Dove  e quando
Fino al 28 marzo all’Opernhaus con il Ballett Zürich. www.opernhaus.ch


Tutt’altro che addormentata

Una Bella addormentata che non si desta al bacio del principe
/ 26.10.2020
di Marinella Polli

Sempre tassative le misure eccezionali adottate dall’Opernhaus in questi tempi di Corona. Mascherina obbligatoria per i 900 spettatori ammessi, contact tracing, punti di ristoro chiusi, orchestra a distanza, ma ascoltata live in teatro via cavo in fibra ottica. Come per il recente Boris Godunov, risultati sonori al di là di ogni previsione anche alla première della Bella addormentata di Čajkovskij con nuove coreografie di Christian Spuck, peraltro realizzate facendo rispettare regole severe anche all’interno della troupe.

La Bella Addormentata, dunque, varato a Pietroburgo nel 1890, su libretto di Ivan Vsevolozhsky basato sull’omonima fiaba di Perrault, e primo balletto di Čajkovskij su coreografie del già famoso Marius Petipa. La partitura molto descrittiva di situazioni e caratteri quindi musicalmente «prestabiliti» ha ispirato generazioni di coreografi di alta levatura che ne hanno comunque fatto oggetto delle più svariate interpretazioni.

Ce ne ricordiamo due zurighesi diverse tra di loro e anche da questa di Spuck: una più tradizionale di Uwe Scholz nel 1985, e l’indimenticabile di Mats Ek nel 2011/ 2014, la cui azione si svolgeva nel famigerato Platzspitz di Zurigo. Anche questa nuova versione è modernizzata: per esempio non vi sono i personaggi di altre fiabe come il Gatto con gli stivali, Cappuccetto rosso, Cenerentola, Pollicino, inclusi dal librettista e quasi sempre presenti come divertissement alla fine del balletto; vi sono tuttavia dei divertissement nel prologo e in altri momenti.

Ma c’è di più: Spuck pone l’accento sul processo di emancipazione di Aurora, sia dai genitori (che nel prologo rubano alle fate la carrozzina con la neonata), sia, come donna, da ogni stereotipo culturale. Aurora non si desta al bacio del principe, ma solo a quello di Carabosse. Resasi poi conto del suo potere (di fata, di donna?) fa riaddormentare tutti prima di decidere autonomamente se accettare l’amore di Désiré, e sarà quindi lei a baciare lui.

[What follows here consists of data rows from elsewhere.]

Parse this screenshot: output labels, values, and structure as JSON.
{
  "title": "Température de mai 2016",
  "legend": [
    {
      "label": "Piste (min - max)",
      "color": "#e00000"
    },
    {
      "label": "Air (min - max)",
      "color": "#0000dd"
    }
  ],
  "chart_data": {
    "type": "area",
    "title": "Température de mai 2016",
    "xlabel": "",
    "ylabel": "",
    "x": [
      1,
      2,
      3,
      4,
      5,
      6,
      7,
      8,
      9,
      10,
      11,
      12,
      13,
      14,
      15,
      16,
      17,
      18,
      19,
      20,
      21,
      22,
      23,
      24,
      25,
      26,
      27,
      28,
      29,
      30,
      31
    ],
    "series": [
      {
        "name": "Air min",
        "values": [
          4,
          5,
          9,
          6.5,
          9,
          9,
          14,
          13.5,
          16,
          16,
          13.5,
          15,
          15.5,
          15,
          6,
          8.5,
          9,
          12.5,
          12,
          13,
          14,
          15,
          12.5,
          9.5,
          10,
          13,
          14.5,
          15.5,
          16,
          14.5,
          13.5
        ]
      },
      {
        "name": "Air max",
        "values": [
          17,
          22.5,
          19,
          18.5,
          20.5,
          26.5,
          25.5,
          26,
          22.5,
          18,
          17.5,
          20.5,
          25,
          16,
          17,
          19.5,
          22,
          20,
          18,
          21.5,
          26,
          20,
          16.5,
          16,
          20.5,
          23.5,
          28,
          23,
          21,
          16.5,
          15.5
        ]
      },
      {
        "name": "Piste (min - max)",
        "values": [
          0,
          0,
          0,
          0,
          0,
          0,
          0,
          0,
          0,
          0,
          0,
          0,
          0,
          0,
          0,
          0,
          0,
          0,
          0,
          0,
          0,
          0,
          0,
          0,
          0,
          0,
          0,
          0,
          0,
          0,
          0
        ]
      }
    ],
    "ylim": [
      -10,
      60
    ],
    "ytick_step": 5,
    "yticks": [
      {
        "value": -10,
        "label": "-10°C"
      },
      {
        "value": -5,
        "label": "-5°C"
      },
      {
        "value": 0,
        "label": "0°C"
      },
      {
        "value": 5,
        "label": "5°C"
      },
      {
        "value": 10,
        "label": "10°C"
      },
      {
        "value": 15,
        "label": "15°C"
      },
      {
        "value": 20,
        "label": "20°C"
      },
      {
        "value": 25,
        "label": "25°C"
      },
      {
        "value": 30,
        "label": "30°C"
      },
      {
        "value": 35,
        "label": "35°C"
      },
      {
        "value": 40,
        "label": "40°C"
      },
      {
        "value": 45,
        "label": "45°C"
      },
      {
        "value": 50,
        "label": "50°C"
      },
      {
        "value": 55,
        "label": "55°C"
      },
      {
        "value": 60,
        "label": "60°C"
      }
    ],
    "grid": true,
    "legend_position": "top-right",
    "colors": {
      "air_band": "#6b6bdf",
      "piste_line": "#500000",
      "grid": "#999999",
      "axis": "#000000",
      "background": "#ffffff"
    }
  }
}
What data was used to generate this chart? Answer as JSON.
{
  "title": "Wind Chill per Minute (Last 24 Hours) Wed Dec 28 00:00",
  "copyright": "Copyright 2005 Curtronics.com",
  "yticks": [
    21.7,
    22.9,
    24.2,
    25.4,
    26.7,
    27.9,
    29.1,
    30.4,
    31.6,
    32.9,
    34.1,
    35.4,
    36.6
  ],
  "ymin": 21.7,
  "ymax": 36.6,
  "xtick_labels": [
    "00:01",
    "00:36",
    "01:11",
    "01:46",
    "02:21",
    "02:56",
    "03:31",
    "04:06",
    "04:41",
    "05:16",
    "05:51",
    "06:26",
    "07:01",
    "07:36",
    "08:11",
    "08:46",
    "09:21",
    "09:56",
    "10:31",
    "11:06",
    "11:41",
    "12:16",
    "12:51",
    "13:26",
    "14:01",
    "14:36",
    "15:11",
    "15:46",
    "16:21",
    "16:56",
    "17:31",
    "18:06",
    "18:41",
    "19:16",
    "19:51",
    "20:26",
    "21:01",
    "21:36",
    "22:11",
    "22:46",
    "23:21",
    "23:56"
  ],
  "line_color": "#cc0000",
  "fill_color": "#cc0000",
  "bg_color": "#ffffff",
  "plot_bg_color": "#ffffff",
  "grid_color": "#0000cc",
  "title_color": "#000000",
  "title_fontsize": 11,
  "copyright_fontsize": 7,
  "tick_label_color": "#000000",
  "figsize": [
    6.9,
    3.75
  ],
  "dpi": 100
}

Conflitto generazionale, amore e sessualità ed emancipazione, dunque, ma anche l’assenza di una netta cesura fra bene e male. Carabosse non è la strega cattiva, il male, né una figura interamente negativa; è sensibile, vulnerabile e vuol bene ad Aurora, al punto che sarà proprio il suo bacio sincero a svegliarla. William Moore è davvero magnifico nel ruolo. Gli è pari Jan Casier quale Fata dei Lillà con l’onnipresente borsetta lilla, più indaffarata direttrice di scena che fatina tutta bontà e sorrisi. Ottima Michelle Willems nei panni che le calzano a pennello di Aurora: minuta e leggera, credibile come bimba iperprotetta, come adolescente, infine come giovane donna che sa quello che vuole. E bravo anche Esteban Berlanga quale principe Désiré.

Un Ballett Zürich, insomma, di elevato livello tecnico e artistico e meritevole del titolo di Compagnia di ballo dell’anno insignitogli dalla prestigiosa rivista «Tanz» (che ha inoltre definito il balletto di Spuck La piccola Fiammiferaia produzione dell’anno). Quasi una coreografia nella coreografia, la scena girevole di Rufus Didwiszus, un labirinto di interni e di porte, belli i costumi variopinti di Buki Shiff, Anni Cinquanta nel prologo e nel primo atto e, paradossalmente, ottocenteschi nel secondo.

Resta ancora da dire della Philarmonia Zürich diretta da Robertas Servenikas che ha reso tutto il colore fra il francese, lo slavo e il wagneriano della ricca partitura, malgrado l’ordine dei numeri musicali sia stato modificato; e malgrado la citata situazione d’emergenza.